A FORMER borough councillor used an awards acceptance speech to sing the praises of an award-winning Basingstoke concert venue and urged members to keep supporting it financially.

Councillor Keith Chapman, below, who stood down as a Basingstoke and Deane Borough Council earlier this year after 32 years of service, received a long-service certificate and a decanter at the full council meeting last Thursday.

But rather than dwell on his years on the borough council, 70-year-old Cllr Chapman urged his former colleagues to keep supporting The Anvil, something he helped to bring to the town in 1994.

Cllr Chapman, who is executive member for culture and recreation at Hampshire County Council, told councillors: “I just want you to bear in mind, when you think about allocation of money, what a good investment it has been. Do not be overly negative about an asset that’s been driving this borough forward.”
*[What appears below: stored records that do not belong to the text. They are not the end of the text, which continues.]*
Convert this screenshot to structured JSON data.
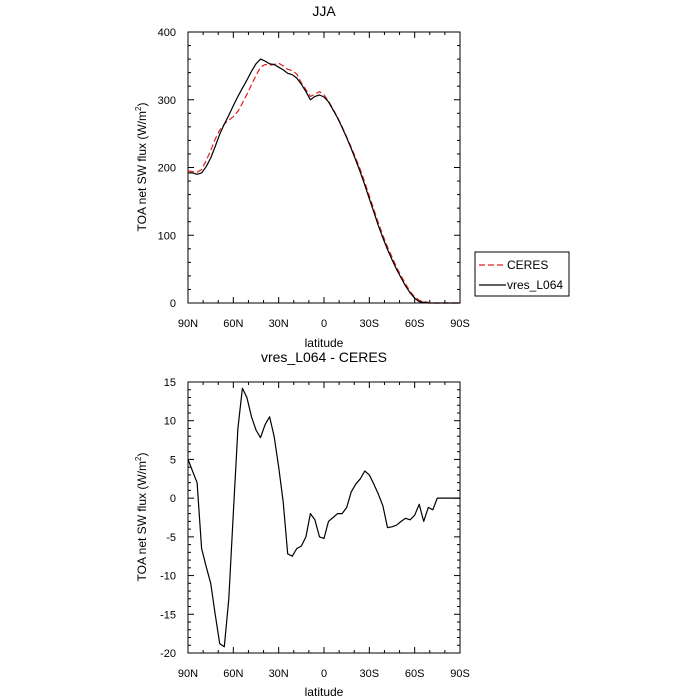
{
  "chart_data": [
    {
      "type": "line",
      "title": "JJA",
      "xlabel": "latitude",
      "ylabel_main": "TOA net SW flux (W/m",
      "ylabel_sup": "2",
      "ylabel_close": ")",
      "xlim": [
        90,
        -90
      ],
      "ylim": [
        0,
        400
      ],
      "x_tick_values": [
        90,
        60,
        30,
        0,
        -30,
        -60,
        -90
      ],
      "x_tick_labels": [
        "90N",
        "60N",
        "30N",
        "0",
        "30S",
        "60S",
        "90S"
      ],
      "y_tick_values": [
        0,
        100,
        200,
        300,
        400
      ],
      "y_tick_labels": [
        "0",
        "100",
        "200",
        "300",
        "400"
      ],
      "legend_position": "right",
      "series": [
        {
          "name": "CERES",
          "color": "#e02020",
          "dash": "dashed",
          "x": [
            90,
            87,
            84,
            81,
            78,
            75,
            72,
            69,
            66,
            63,
            60,
            57,
            54,
            51,
            48,
            45,
            42,
            39,
            36,
            33,
            30,
            27,
            24,
            21,
            18,
            15,
            12,
            9,
            6,
            3,
            0,
            -3,
            -6,
            -9,
            -12,
            -15,
            -18,
            -21,
            -24,
            -27,
            -30,
            -33,
            -36,
            -39,
            -42,
            -45,
            -48,
            -51,
            -54,
            -57,
            -60,
            -63,
            -66,
            -69,
            -72,
            -75,
            -78,
            -81,
            -84,
            -87,
            -90
          ],
          "y": [
            195,
            194,
            193,
            197,
            210,
            225,
            242,
            255,
            264,
            270,
            275,
            283,
            295,
            308,
            322,
            336,
            348,
            352,
            351,
            352,
            354,
            350,
            345,
            343,
            338,
            325,
            315,
            305,
            308,
            312,
            307,
            298,
            286,
            274,
            260,
            245,
            230,
            214,
            197,
            178,
            158,
            138,
            118,
            100,
            83,
            68,
            53,
            40,
            28,
            17,
            9,
            4,
            2,
            1,
            0,
            0,
            0,
            0,
            0,
            0,
            0
          ]
        },
        {
          "name": "vres_L064",
          "color": "#000000",
          "dash": "solid",
          "x": [
            90,
            87,
            84,
            81,
            78,
            75,
            72,
            69,
            66,
            63,
            60,
            57,
            54,
            51,
            48,
            45,
            42,
            39,
            36,
            33,
            30,
            27,
            24,
            21,
            18,
            15,
            12,
            9,
            6,
            3,
            0,
            -3,
            -6,
            -9,
            -12,
            -15,
            -18,
            -21,
            -24,
            -27,
            -30,
            -33,
            -36,
            -39,
            -42,
            -45,
            -48,
            -51,
            -54,
            -57,
            -60,
            -63,
            -66,
            -69,
            -72,
            -75,
            -78,
            -81,
            -84,
            -87,
            -90
          ],
          "y": [
            192,
            192,
            190,
            192,
            201,
            214,
            231,
            249,
            264,
            277,
            291,
            305,
            317,
            329,
            342,
            353,
            360,
            357,
            353,
            352,
            348,
            344,
            339,
            337,
            332,
            323,
            312,
            300,
            305,
            307,
            304,
            297,
            285,
            273,
            259,
            244,
            228,
            211,
            193,
            174,
            154,
            134,
            114,
            96,
            79,
            64,
            50,
            37,
            25,
            15,
            7,
            2,
            1,
            0,
            0,
            0,
            0,
            0,
            0,
            0,
            0
          ]
        }
      ]
    },
    {
      "type": "line",
      "title": "vres_L064 - CERES",
      "xlabel": "latitude",
      "ylabel_main": "TOA net SW flux (W/m",
      "ylabel_sup": "2",
      "ylabel_close": ")",
      "xlim": [
        90,
        -90
      ],
      "ylim": [
        -20,
        15
      ],
      "x_tick_values": [
        90,
        60,
        30,
        0,
        -30,
        -60,
        -90
      ],
      "x_tick_labels": [
        "90N",
        "60N",
        "30N",
        "0",
        "30S",
        "60S",
        "90S"
      ],
      "y_tick_values": [
        -20,
        -15,
        -10,
        -5,
        0,
        5,
        10,
        15
      ],
      "y_tick_labels": [
        "-20",
        "-15",
        "-10",
        "-5",
        "0",
        "5",
        "10",
        "15"
      ],
      "series": [
        {
          "name": "vres_L064 - CERES",
          "color": "#000000",
          "dash": "solid",
          "x": [
            90,
            87,
            84,
            81,
            78,
            75,
            72,
            69,
            66,
            63,
            60,
            57,
            54,
            51,
            48,
            45,
            42,
            39,
            36,
            33,
            30,
            27,
            24,
            21,
            18,
            15,
            12,
            9,
            6,
            3,
            0,
            -3,
            -6,
            -9,
            -12,
            -15,
            -18,
            -21,
            -24,
            -27,
            -30,
            -33,
            -36,
            -39,
            -42,
            -45,
            -48,
            -51,
            -54,
            -57,
            -60,
            -63,
            -66,
            -69,
            -72,
            -75,
            -78,
            -81,
            -84,
            -87,
            -90
          ],
          "y": [
            5,
            3.5,
            2,
            -6.5,
            -8.8,
            -11,
            -15,
            -18.8,
            -19.2,
            -13,
            -2,
            9,
            14.2,
            13,
            10.5,
            8.8,
            7.8,
            9.5,
            10.5,
            8,
            4,
            -0.5,
            -7.2,
            -7.5,
            -6.5,
            -6.2,
            -5,
            -2,
            -2.8,
            -5,
            -5.2,
            -3,
            -2.5,
            -2,
            -2,
            -1.2,
            0.8,
            1.8,
            2.5,
            3.5,
            3,
            1.8,
            0.5,
            -1,
            -3.8,
            -3.7,
            -3.5,
            -3,
            -2.6,
            -2.8,
            -2.2,
            -0.8,
            -3,
            -1.2,
            -1.5,
            0,
            0,
            0,
            0,
            0,
            0
          ]
        }
      ]
    }
  ]
}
Earlier this year, the borough council cut its funding for The Anvil Trust, which runs The Anvil and The Haymarket theatres, from £1.2million to £1.1m.

Cllr Chapman reminded councillors that The Anvil generates £6.2m per year to the economy in Basingstoke, and that visitors and performers spend money shopping in Festival Place.
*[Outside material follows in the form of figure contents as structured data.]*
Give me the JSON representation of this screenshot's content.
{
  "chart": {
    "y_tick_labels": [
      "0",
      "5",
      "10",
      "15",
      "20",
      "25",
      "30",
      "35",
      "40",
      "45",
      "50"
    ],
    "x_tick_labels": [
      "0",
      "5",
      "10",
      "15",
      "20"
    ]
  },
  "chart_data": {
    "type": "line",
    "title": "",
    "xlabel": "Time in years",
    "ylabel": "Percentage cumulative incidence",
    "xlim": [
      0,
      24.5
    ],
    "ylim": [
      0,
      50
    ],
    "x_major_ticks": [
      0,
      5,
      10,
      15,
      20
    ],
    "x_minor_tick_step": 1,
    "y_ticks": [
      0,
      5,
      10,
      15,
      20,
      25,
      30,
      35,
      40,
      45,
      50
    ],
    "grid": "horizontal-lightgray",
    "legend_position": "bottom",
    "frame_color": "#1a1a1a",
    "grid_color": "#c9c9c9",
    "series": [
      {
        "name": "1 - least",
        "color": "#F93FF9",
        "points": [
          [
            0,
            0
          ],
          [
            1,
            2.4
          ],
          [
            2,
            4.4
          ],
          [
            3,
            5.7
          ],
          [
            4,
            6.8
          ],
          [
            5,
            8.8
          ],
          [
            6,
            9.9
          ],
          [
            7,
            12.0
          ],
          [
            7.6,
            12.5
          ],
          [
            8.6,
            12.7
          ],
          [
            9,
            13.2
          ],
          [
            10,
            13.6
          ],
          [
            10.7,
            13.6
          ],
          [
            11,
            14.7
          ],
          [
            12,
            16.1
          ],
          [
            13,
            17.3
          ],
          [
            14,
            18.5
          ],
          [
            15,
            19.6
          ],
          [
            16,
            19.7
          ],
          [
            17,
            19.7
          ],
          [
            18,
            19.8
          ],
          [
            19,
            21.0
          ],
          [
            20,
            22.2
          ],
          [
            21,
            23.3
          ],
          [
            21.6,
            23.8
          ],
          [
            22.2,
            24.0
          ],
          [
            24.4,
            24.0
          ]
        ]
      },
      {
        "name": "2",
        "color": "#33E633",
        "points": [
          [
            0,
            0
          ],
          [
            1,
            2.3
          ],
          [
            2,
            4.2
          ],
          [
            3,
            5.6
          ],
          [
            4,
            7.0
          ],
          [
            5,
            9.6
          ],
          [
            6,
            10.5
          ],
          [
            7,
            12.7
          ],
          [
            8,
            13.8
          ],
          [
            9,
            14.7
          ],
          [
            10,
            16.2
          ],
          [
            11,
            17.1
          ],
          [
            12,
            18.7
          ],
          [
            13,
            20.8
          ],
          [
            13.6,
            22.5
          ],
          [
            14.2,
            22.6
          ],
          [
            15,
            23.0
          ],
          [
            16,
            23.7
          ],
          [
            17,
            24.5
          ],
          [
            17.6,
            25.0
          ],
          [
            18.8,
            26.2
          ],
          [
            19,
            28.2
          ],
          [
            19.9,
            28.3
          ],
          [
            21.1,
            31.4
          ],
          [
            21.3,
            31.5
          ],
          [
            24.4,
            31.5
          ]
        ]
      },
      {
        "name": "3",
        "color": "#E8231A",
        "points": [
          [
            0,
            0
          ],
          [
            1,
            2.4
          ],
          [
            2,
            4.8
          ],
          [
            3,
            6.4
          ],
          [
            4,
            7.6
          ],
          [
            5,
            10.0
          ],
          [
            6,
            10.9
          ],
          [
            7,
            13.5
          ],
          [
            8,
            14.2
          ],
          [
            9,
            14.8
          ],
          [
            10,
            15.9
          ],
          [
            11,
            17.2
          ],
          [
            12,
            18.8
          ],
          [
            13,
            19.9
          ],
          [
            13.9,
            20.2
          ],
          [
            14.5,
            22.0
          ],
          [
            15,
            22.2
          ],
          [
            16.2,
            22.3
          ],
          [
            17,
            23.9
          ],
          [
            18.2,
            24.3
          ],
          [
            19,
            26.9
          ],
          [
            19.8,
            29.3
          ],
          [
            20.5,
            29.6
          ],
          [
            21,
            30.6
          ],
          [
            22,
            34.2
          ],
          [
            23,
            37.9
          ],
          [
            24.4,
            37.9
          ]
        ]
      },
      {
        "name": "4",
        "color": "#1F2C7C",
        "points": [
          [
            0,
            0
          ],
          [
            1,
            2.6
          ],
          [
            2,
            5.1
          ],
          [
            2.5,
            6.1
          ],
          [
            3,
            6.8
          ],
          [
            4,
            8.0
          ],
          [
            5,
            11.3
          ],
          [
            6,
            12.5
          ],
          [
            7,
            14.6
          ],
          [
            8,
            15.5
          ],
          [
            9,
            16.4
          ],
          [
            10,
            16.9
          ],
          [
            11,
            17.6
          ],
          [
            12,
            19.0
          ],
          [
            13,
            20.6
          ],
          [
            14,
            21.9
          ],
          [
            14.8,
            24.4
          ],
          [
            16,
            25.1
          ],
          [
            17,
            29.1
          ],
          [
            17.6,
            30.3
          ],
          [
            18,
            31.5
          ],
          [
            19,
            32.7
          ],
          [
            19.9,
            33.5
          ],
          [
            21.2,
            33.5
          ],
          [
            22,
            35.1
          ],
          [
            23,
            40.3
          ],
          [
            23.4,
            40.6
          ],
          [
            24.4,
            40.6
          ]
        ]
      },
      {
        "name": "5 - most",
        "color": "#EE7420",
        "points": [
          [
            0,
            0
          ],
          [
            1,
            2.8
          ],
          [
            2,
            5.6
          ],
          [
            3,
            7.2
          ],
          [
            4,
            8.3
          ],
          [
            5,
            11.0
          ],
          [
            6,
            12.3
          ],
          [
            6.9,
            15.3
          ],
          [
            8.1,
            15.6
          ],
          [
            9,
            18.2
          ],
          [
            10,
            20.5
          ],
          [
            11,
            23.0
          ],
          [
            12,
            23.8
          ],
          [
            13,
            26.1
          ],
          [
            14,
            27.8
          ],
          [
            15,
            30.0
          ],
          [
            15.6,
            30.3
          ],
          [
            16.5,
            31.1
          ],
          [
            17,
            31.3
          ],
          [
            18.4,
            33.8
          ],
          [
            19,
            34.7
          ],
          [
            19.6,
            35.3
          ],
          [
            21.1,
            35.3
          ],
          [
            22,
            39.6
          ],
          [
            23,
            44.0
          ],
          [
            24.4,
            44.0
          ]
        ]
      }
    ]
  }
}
He told the meeting the £300m shopping centre would not have been built if it wasn’t for The Anvil, right, and said the concert hall now has a Europe-wide reputation for its quality.

He said: “Every single day, Basingstoke is on the radio with people saying how good a place (The Anvil) is.
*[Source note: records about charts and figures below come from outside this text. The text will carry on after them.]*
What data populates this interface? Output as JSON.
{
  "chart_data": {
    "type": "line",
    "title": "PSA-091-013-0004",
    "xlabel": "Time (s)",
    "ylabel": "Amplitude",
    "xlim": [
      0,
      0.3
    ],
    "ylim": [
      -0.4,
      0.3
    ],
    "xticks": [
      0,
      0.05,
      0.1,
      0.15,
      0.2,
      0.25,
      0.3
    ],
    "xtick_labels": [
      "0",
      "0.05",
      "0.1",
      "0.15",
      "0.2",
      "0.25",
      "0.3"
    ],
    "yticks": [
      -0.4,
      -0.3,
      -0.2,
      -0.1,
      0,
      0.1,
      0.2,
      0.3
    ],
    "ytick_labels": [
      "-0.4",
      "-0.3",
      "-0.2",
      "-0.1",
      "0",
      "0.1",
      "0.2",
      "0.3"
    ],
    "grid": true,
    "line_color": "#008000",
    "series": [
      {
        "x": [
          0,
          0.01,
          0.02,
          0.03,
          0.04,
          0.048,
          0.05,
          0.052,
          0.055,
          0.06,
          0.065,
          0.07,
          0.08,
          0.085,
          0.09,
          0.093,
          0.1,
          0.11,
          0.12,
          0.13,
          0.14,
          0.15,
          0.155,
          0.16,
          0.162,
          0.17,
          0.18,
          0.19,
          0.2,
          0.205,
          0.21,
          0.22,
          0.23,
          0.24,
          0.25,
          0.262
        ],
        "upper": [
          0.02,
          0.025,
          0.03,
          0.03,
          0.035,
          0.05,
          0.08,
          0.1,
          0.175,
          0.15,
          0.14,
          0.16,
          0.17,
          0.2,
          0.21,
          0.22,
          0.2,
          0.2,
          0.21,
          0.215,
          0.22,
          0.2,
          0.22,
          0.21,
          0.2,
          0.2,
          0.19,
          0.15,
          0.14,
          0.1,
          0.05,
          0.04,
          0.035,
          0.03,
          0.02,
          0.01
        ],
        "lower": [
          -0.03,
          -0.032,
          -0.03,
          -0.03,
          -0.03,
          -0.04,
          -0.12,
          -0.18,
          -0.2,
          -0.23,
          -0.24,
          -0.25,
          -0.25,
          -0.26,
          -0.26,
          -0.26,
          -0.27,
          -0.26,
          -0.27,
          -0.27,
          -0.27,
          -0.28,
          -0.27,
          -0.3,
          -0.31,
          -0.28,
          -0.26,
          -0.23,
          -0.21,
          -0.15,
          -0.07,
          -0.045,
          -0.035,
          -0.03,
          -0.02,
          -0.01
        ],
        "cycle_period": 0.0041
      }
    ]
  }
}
“I’m sorry to go on about it but I thought this was an opportunity to tell you the facts and figures of the thing that you built as councillors all those years ago.”

Former Liberal Democrat councillor Doris Jones, 70, who represented Brookvale and Kings Furlong until this year’s election, was also awarded a long-service certificate for her 10 years of service.

It was accepted on her behalf by Liberal Democrat Cllr John Shaw. She told The Gazette: “I really enjoyed all the time I was a borough councillor and I felt that as I was born and bred in Basingstoke, I was putting something back into the community.”